Review: Love and Other Consolation Prizes

Love and Other Consolation Prizes  by Jamie Ford

Ballentine, 2017.  Hardcover, 320 pages.Cover Love and Other Consolation Prizes

With all the pre-publication buzz surrounding it, I thought it would be a good idea to give Love and Other Consolation Prizes a try.  Inspired by several true stories and events, this novel is set amidst the 1909 Alaska Yukon Pacific Expo, that year’s World’s Fair in Seattle.  However, instead of revealing the revelry, this novel focuses on darker issues.  It begins with the raffle of a Chinese orphan named Ernest, who was essentially brought to America as a child slave years before.  The holder of the winning ticket was a madame of a brothel.  Ernest soon becomes an integral member of the household, running errands and chauffeuring everyone in the new car.  He also befriends fellow servant, a kitchen maid named Fahn, and the madame’s daughter, Maise.  These three form a tight-knit group and together redefine love.  They also witness the many social changes of the era, one of which will dramatically affect their lives.

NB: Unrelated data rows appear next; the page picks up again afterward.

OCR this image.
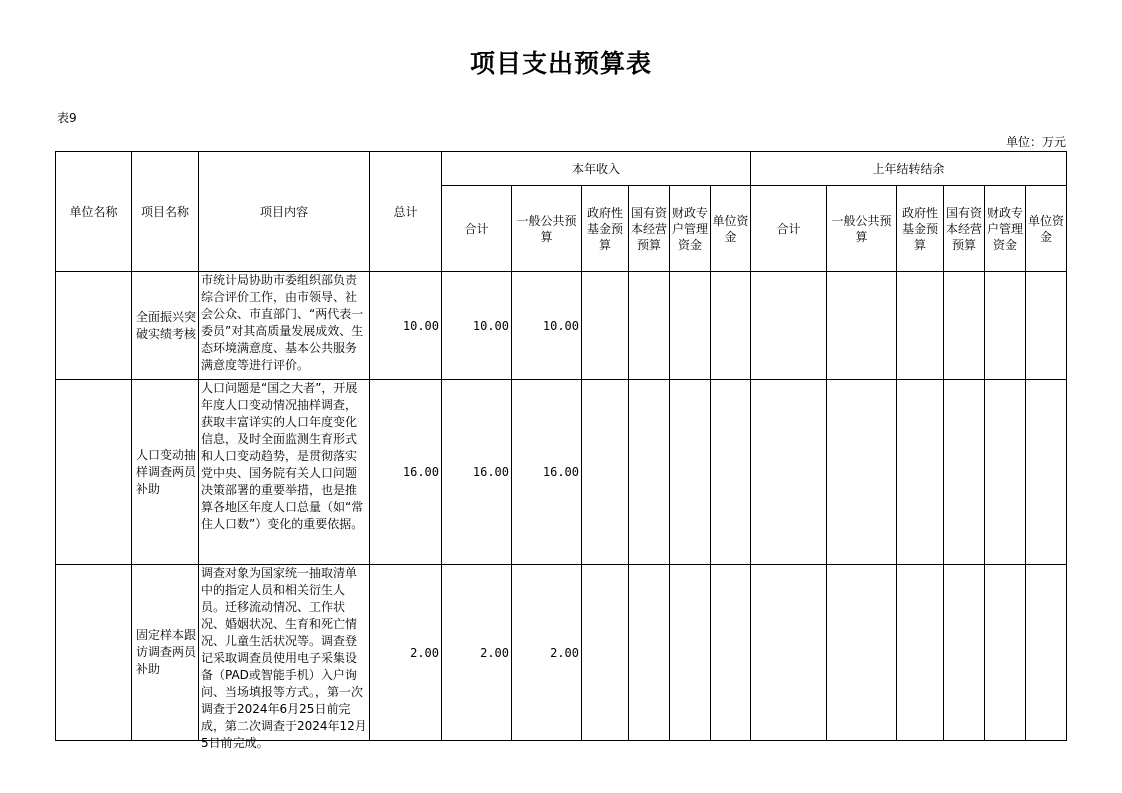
项目支出预算表
表9
单位：万元
单位名称	项目名称	项目内容	总计	本年收入						上年结转结余					

				合计	一般公共预算	政府性基金预算	国有资本经营预算	财政专户管理资金	单位资金	合计	一般公共预算	政府性基金预算	国有资本经营预算	财政专户管理资金	单位资金

	全面振兴突破实绩考核	市统计局协助市委组织部负责综合评价工作，由市领导、社会公众、市直部门、“两代表一委员”对其高质量发展成效、生态环境满意度、基本公共服务满意度等进行评价。	10.00	10.00	10.00										

	人口变动抽样调查两员补助	人口问题是“国之大者”，开展年度人口变动情况抽样调查，获取丰富详实的人口年度变化信息，及时全面监测生育形式和人口变动趋势，是贯彻落实党中央、国务院有关人口问题决策部署的重要举措，也是推算各地区年度人口总量（如“常住人口数”）变化的重要依据。	16.00	16.00	16.00										

	固定样本跟访调查两员补助	调查对象为国家统一抽取清单中的指定人员和相关衍生人员。迁移流动情况、工作状况、婚姻状况、生育和死亡情况、儿童生活状况等。调查登记采取调查员使用电子采集设备（PAD或智能手机）入户询问、当场填报等方式。，第一次调查于2024年6月25日前完成，第二次调查于2024年12月5日前完成。	2.00	2.00	2.00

In addition to the 1909-1910 timeline, there is a second timeline in the early 1960s set during the second World’s Fair held in Seattle.  In this Ernest is an old man who’s wife is slowly slipping away due to illness.  He must find a way to cope with his past, which he had kept hidden but came back in a rush when his eldest daughter finds an article about the raffle at the first Fair.  His daughter, a journalist, wants to discover the truth about the article and Ernest soon reveals that of his past.  In fact, it can be inferred that the historical timeline is what Ernest is writing on his typewriter.

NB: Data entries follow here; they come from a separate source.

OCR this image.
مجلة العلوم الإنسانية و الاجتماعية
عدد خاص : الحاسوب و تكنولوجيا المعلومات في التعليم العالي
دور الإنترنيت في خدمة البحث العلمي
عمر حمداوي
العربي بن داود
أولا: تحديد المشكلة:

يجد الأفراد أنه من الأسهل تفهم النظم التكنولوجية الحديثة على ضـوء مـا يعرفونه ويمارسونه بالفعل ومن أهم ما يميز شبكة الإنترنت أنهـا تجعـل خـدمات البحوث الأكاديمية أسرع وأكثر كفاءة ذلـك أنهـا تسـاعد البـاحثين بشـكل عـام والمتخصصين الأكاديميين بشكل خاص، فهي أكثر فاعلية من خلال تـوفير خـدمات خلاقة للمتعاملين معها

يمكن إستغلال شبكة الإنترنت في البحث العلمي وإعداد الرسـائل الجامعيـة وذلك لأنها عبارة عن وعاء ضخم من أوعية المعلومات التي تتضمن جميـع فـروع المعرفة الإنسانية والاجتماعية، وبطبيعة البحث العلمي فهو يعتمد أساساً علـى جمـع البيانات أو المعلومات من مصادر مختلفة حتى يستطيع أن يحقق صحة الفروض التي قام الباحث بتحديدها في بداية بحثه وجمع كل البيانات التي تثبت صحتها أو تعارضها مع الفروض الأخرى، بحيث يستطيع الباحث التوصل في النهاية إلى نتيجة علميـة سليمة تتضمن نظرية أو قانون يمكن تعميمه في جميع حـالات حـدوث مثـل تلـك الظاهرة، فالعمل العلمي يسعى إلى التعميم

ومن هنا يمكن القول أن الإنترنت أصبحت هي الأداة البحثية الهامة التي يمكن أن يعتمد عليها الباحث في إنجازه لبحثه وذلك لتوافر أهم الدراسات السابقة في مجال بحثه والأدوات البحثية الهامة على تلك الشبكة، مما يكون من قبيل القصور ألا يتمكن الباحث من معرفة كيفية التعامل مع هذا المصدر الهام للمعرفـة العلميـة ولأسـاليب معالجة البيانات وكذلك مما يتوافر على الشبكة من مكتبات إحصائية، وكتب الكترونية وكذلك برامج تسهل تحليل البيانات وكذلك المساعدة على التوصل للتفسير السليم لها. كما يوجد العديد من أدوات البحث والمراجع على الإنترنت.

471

With it’s vivid, and at times poetic, writing there is a lot to be admired in the way this novel was structured.  This helped to make the reader feel as those they were part of the novel.  However, I found it hard to connect with parts of the novel, mainly in the historic timeline at the brothel.  Granted, the novel featured the behind the scenes life of the servants there but having youth living among the women did not mesh for me.  I might have felt differently had Ernest, Maise, and Fahn been a few years older.  To compare, there were elements of this novel that reminded my of Ruta Sepetys’ Out of the Easy, which was set decades later in New Orleans but with a similar setting.  In that one, the main character was several years older but in a similar position as Ernest and the younger girls and I think that worked better.  And it helped that unlike these three youth, Josie in Out of the Easy wanted a better life than her mother’s.  All this said, if you like a historical drama with fabulous writing, give this novel a try and then also consider reading Sepetys’ novel (each of her books is phenomenal).

Have you read this novel yet?  If so, what did you think?  If not, do you plan to?  Also, what are your thoughts on the idea that slavery persisted after the Civil War?

This review is based on a copy of the novel provided by the publisher.